À l’avant, le président de la LDAC, Rodolphe Parent. À l’arrière, Marie-Claude Camirand, Dany Carpentier, Denis Roy, Claude Ferron, Jean-François Aubin et Valérie Renaud-Martin.

Ligue d’action civique: l’invitation n’avait pas été transmise à tous

Plusieurs candidats municipaux à Trois-Rivières n’ont pas reçu l’invitation de la Ligue d’action civique qui leur aurait permis d’afficher leur position publiquement en matière de transparence dans les affaires municipales.

Mercredi, la LDAC avait tenu un point de presse en présence de plusieurs candidats à un poste de conseiller municipal à Trois-Rivières et du seul candidat à la mairie, Jean-François Aubin, ayant signé, pour l’instant, l’engagement en 22 points de cette campagne de niveau provincial portant sur l’éthique, la transparence et les contrats publics municipaux.

Le président de la LDAC, Rodolphe Parent, qui s’est déplacé à Trois-Rivières mercredi afin de présenter ces candidats engagés, affirme que tous les candidats à la mairie du Québec ont été invités dans le cadre de la présente campagne.

La Ville de Trois-Rivières a confirmé que l’invitation a bel et bien été reçue le 31 mai dernier, mais le cabinet du maire n’y a pas donné suite, confirme la responsable des communications à la Ville Cynthia Simard.
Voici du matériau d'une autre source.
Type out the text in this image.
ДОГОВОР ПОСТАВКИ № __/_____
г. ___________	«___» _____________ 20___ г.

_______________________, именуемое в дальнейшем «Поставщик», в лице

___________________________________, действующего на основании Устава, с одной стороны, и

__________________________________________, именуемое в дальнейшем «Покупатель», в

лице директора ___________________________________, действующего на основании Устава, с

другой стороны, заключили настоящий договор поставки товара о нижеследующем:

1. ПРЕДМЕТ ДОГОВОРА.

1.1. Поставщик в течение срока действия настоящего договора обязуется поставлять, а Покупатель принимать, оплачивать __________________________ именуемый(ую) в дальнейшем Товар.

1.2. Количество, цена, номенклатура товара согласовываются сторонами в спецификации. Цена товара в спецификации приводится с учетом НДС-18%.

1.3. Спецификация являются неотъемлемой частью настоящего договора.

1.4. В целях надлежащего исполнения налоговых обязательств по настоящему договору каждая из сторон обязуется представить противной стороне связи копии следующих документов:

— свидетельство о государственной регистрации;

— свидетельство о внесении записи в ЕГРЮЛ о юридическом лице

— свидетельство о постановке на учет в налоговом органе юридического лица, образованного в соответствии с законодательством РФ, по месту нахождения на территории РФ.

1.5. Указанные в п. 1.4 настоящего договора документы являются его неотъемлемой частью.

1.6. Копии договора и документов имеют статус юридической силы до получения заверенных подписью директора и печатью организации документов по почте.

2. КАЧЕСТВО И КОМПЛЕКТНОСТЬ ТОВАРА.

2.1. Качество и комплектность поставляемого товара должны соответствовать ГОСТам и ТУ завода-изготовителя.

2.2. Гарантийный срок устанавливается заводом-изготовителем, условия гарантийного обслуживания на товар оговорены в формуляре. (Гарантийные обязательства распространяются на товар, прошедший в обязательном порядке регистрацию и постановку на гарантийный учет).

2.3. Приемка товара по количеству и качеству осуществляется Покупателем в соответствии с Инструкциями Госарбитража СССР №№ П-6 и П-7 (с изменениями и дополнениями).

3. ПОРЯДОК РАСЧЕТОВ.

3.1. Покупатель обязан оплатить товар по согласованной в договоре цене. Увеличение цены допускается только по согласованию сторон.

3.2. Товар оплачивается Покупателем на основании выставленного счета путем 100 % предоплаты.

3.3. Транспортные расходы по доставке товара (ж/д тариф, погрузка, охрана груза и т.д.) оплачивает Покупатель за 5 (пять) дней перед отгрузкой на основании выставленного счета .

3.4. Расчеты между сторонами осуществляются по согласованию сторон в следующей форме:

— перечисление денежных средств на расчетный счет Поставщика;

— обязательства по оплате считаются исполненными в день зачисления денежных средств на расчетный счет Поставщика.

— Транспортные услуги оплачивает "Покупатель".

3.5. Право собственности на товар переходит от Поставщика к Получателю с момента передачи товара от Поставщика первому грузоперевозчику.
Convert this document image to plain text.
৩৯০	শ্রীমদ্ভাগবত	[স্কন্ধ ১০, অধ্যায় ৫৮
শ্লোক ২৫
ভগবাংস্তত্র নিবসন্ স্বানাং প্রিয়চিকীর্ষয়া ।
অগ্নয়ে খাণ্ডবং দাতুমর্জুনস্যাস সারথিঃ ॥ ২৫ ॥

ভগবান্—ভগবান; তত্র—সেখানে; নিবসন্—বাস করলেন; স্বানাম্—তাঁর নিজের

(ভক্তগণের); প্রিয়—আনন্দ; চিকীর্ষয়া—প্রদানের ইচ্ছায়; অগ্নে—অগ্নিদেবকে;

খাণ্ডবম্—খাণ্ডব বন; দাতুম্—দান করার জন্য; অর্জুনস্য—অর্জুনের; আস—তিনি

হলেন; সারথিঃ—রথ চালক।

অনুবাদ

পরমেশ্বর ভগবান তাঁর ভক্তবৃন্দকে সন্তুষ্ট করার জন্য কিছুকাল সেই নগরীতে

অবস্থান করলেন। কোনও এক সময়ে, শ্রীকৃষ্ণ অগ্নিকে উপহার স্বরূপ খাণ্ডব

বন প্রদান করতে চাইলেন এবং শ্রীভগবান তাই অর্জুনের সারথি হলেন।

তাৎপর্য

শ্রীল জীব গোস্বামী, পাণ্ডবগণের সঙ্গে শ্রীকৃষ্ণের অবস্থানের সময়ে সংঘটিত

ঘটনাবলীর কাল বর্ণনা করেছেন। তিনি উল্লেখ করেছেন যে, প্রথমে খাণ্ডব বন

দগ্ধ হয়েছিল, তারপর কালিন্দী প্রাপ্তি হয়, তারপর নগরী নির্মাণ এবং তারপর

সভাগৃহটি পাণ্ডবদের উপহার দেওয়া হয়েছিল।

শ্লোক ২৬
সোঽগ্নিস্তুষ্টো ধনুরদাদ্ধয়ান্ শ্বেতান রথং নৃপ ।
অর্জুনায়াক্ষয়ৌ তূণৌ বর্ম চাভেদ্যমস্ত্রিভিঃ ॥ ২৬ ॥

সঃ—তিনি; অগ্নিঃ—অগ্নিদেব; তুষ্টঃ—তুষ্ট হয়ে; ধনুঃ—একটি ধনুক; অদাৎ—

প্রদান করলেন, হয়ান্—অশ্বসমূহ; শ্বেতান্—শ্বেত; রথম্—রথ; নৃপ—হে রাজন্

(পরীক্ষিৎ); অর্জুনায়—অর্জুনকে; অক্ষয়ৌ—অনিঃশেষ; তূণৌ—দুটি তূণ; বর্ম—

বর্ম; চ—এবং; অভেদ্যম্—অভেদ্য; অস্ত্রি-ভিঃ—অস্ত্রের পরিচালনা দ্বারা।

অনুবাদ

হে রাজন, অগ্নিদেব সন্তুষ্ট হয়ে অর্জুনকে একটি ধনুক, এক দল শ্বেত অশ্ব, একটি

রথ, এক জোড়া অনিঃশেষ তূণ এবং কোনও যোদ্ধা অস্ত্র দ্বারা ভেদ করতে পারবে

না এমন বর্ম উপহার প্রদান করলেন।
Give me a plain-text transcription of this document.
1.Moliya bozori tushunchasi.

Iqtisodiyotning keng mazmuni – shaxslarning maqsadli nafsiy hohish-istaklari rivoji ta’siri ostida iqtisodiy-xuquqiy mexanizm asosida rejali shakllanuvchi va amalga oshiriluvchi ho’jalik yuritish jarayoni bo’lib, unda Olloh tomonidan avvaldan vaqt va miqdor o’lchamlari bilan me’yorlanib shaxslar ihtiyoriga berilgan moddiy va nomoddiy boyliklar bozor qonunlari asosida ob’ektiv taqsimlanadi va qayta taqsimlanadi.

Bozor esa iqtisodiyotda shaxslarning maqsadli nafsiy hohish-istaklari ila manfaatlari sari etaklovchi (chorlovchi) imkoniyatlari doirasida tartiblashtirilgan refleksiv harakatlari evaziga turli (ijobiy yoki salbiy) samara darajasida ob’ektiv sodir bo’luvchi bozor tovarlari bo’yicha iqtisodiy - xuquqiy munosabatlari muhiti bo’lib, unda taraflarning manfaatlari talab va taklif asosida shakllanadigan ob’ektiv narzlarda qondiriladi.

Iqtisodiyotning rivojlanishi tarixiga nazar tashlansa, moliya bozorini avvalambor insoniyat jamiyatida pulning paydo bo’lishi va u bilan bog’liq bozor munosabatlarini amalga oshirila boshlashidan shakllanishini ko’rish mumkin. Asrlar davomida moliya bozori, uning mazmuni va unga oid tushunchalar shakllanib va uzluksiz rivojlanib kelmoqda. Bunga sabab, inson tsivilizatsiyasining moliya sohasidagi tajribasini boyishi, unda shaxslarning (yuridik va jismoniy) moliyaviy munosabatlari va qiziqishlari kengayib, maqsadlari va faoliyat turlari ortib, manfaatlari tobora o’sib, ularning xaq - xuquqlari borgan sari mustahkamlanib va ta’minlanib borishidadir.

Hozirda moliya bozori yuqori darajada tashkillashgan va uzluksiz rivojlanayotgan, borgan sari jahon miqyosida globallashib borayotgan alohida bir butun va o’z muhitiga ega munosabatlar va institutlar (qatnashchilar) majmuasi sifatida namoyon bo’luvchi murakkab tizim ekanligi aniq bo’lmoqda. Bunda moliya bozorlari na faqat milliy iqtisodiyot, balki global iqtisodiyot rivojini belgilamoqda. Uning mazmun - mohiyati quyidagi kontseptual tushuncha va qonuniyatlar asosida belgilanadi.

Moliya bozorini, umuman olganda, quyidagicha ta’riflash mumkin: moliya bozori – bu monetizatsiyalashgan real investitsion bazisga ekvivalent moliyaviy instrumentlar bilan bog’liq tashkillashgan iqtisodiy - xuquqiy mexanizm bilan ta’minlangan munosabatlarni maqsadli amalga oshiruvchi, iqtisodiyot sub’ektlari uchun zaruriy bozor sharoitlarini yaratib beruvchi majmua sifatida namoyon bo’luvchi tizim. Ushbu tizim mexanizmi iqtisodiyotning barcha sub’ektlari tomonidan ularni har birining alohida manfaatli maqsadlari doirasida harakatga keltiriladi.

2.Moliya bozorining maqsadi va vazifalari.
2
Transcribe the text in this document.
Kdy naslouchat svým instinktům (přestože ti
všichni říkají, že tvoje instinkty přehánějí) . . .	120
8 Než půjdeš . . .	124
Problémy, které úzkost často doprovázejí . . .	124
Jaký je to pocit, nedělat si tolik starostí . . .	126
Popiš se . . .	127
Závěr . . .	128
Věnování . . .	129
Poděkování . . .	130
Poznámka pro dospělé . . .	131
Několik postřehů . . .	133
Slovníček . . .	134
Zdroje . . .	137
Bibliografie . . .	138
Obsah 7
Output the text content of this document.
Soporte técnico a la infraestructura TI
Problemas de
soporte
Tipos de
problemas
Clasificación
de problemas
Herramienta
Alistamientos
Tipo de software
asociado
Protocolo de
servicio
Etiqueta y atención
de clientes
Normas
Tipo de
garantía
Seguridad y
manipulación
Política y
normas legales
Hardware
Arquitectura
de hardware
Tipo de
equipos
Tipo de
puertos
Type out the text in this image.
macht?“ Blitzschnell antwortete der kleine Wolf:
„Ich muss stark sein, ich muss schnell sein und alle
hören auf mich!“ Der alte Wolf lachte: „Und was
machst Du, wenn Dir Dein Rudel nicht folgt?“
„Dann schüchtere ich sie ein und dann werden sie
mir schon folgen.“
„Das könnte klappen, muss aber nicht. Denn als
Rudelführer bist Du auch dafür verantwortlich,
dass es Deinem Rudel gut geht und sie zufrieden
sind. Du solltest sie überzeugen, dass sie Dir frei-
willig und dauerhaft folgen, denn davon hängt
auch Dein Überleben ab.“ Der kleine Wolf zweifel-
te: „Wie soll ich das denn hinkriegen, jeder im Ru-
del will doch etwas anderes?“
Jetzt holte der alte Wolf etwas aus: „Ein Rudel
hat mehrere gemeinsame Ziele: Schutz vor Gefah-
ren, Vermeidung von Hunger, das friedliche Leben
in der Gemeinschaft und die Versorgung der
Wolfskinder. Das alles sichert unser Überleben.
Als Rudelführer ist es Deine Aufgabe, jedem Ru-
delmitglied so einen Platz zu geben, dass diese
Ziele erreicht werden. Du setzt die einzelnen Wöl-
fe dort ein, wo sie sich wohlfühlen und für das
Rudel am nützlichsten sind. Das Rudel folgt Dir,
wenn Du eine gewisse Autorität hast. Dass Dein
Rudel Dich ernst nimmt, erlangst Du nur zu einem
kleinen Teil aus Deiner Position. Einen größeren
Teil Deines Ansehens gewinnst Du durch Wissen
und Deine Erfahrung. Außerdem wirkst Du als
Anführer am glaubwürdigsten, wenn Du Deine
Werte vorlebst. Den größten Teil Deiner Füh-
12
Le document n’a donc pas été transféré aux élus et encore moins aux candidats aux élections.

Le candidat à la mairie André Bertrand confirme avoir appris cette initiative en lisant Le Nouvelliste, le lendemain, jeudi. «Je n’ai jamais rien reçu», assure-t-il.

Au lendemain de notre publication, Nicolas Mêlé, qui se présente comme conseiller dans le district de Richelieu, a fait savoir lui aussi qu’il n’a jamais eu de contact de quelque nature que ce soit de la part de cette organisation.

M. Mêlé ne blâme toutefois pas la Ville qui n’a pas transmis l’invitation, mais plutôt la Ligue d’action civique elle même. M. Mêlé croit que ce n’est pas vraiment la place de la Ville de faire le messager, surtout que les candidats auraient pu être contactés directement par la Ligue.

«Ça m’a piqué», dit-il. «Quand on veut contacter les gens, on peut», fait-il valoir.

Toutes ses coordonnées, courriel, site web et cellulaire sont publics, la preuve en est, plaide-t-il, que récemment, «le Conseil régional de l’environnement de la Mauricie m’a envoyé un questionnaire auquel j’ai répondu».

Le président de la Ligue explique que l’information était aussi diffusée sur Facebook et plaide que les candidats à un poste de conseiller sont très nombreux et il reconnaît que certains n’ont pas été joints.

Le candidat à la mairie Jean-François Aubin, le seul à avoir été présent au point de presse avec quelques conseillers, indique qu’il était déjà membre de la Ligue depuis 2013. Il était donc au fait des activités de l’organisme.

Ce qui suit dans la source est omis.